PostPosted: Wed Jun 26, 2013 8:45 pm
by arshadhrashid
Answers

a) why you posted ====== So that others can benefit from what I have learned.
b) posted in all capitals ========== Main frame is case in-sensitive and by default the case is on. What is the big deal?
c) why you did not use the code tags ============= Sorry I dont know this rule and not sure how to use code tags.

Thanks

Re: Authorities of user on db2 v9 database

PostPosted: Wed Jun 26, 2013 8:56 pm
by Akatsukami
arshadhrashid wrote:b) posted in all capitals ========== Main frame is case in-sensitive and by default the case is on.

Wrong.

Re: Authorities of user on db2 v9 database

PostPosted: Wed Jun 26, 2013 9:44 pm
by dick scherrer
Hello,

Sorry I dont know this rule and not sure how to use code tags
As your code was not indented, the Code tag wouldn't have helped much.

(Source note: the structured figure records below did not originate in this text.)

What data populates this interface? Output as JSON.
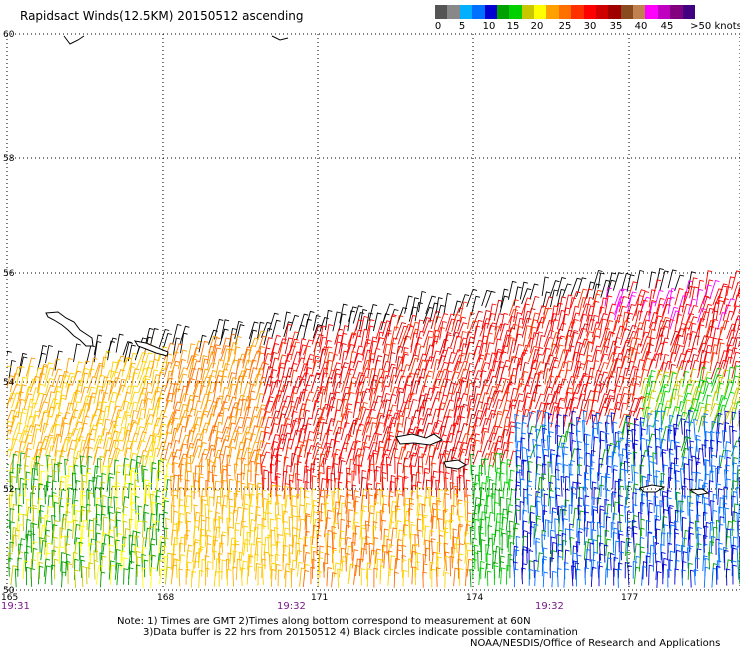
{
  "title": "Rapidsact Winds(12.5KM) 20150512 ascending",
  "legend": {
    "labels": [
      "0",
      "5",
      "10",
      "15",
      "20",
      "25",
      "30",
      "35",
      "40",
      "45",
      ">50 knots"
    ],
    "colors": [
      "#555555",
      "#888888",
      "#00b0ff",
      "#0070ff",
      "#0000d0",
      "#00a000",
      "#00d000",
      "#c8c800",
      "#ffff00",
      "#ffa000",
      "#ff7000",
      "#ff3000",
      "#ff0000",
      "#d00000",
      "#a00000",
      "#8a4a20",
      "#c08050",
      "#ff00ff",
      "#c000c0",
      "#800080",
      "#400080"
    ]
  },
  "map": {
    "lat_labels": [
      "60",
      "58",
      "56",
      "54",
      "52",
      "50"
    ],
    "lon_labels": [
      "165",
      "168",
      "171",
      "174",
      "177"
    ],
    "time_labels": [
      "19:31",
      "19:32",
      "19:32"
    ]
  },
  "notes": {
    "line1": "Note: 1) Times are GMT 2)Times along bottom correspond to measurement at 60N",
    "line2": "3)Data buffer is 22 hrs from 20150512 4) Black circles indicate possible contamination",
    "line3": "NOAA/NESDIS/Office of Research and Applications"
  }
}
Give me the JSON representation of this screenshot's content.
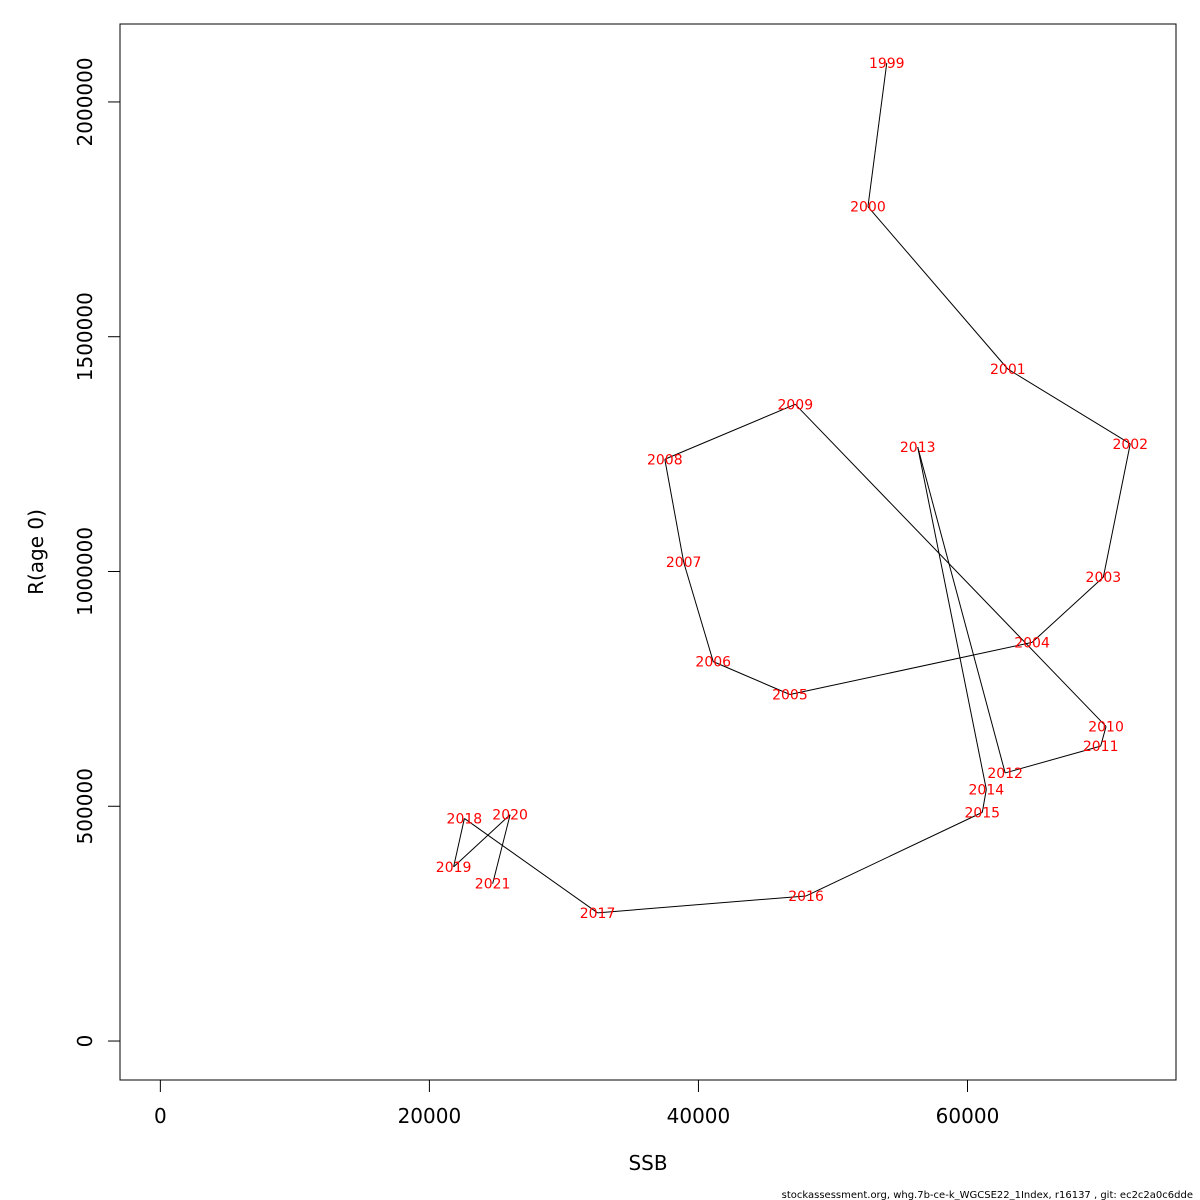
{
  "chart_data": {
    "type": "line",
    "xlabel": "SSB",
    "ylabel": "R(age 0)",
    "xlim": [
      -3000,
      75500
    ],
    "ylim": [
      -83000,
      2166000
    ],
    "x_ticks": [
      0,
      20000,
      40000,
      60000
    ],
    "y_ticks": [
      0,
      500000,
      1000000,
      1500000,
      2000000
    ],
    "series": [
      {
        "points": [
          {
            "label": "1999",
            "x": 54000,
            "y": 2083000
          },
          {
            "label": "2000",
            "x": 52600,
            "y": 1777000
          },
          {
            "label": "2001",
            "x": 63000,
            "y": 1431000
          },
          {
            "label": "2002",
            "x": 72100,
            "y": 1272000
          },
          {
            "label": "2003",
            "x": 70100,
            "y": 988000
          },
          {
            "label": "2004",
            "x": 64800,
            "y": 849000
          },
          {
            "label": "2005",
            "x": 46800,
            "y": 738000
          },
          {
            "label": "2006",
            "x": 41100,
            "y": 808000
          },
          {
            "label": "2007",
            "x": 38900,
            "y": 1020000
          },
          {
            "label": "2008",
            "x": 37500,
            "y": 1239000
          },
          {
            "label": "2009",
            "x": 47200,
            "y": 1356000
          },
          {
            "label": "2010",
            "x": 70300,
            "y": 670000
          },
          {
            "label": "2011",
            "x": 69900,
            "y": 628000
          },
          {
            "label": "2012",
            "x": 62800,
            "y": 571000
          },
          {
            "label": "2013",
            "x": 56300,
            "y": 1265000
          },
          {
            "label": "2014",
            "x": 61400,
            "y": 536000
          },
          {
            "label": "2015",
            "x": 61100,
            "y": 487000
          },
          {
            "label": "2016",
            "x": 48000,
            "y": 309000
          },
          {
            "label": "2017",
            "x": 32500,
            "y": 273000
          },
          {
            "label": "2018",
            "x": 22600,
            "y": 474000
          },
          {
            "label": "2019",
            "x": 21800,
            "y": 371000
          },
          {
            "label": "2020",
            "x": 26000,
            "y": 482000
          },
          {
            "label": "2021",
            "x": 24700,
            "y": 335000
          }
        ]
      }
    ]
  },
  "footer": "stockassessment.org, whg.7b-ce-k_WGCSE22_1Index, r16137 , git: ec2c2a0c6dde"
}
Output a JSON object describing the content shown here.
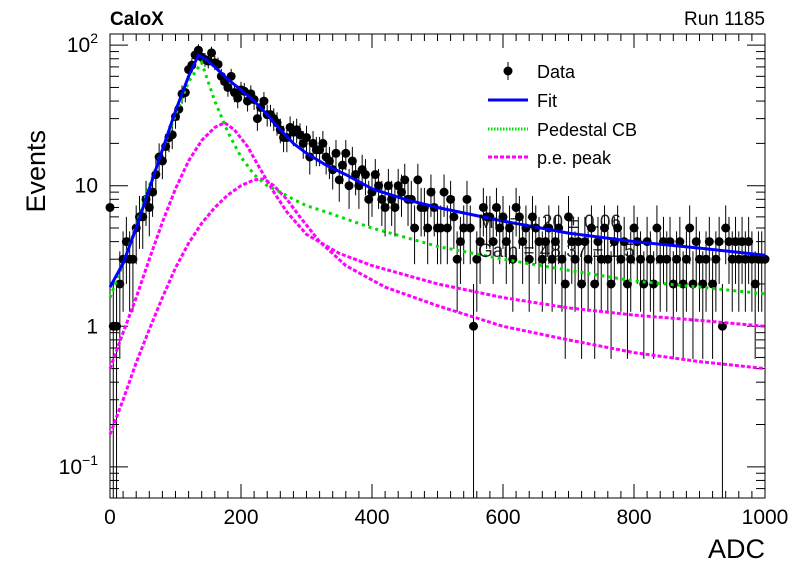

Indented code is much more easily read and maintained.

Thanks for the queries :)

d

Re: Authorities of user on db2 v9 database

PostPosted: Wed Jun 26, 2013 10:31 pm
by NicC
A) Great - thank you
B) As Akatsukai says - wrong - I am always switching between upper and lower case. If you mean on output - that depends! My output today was coming mainly in lwer case because that is how I coded it to come. Of course, you do not have the flexibility of doing that with utility output but it could have been edited before pasting which would have helped distinguish the 'comment' from the code.
C) after almost 4 years of being around the board you do not know how to use code tags? How to use them is often being explained. Search. Using the code tags would assist in distinguishing the code from the comment. I have 'coded' your post up and you should see what I mean.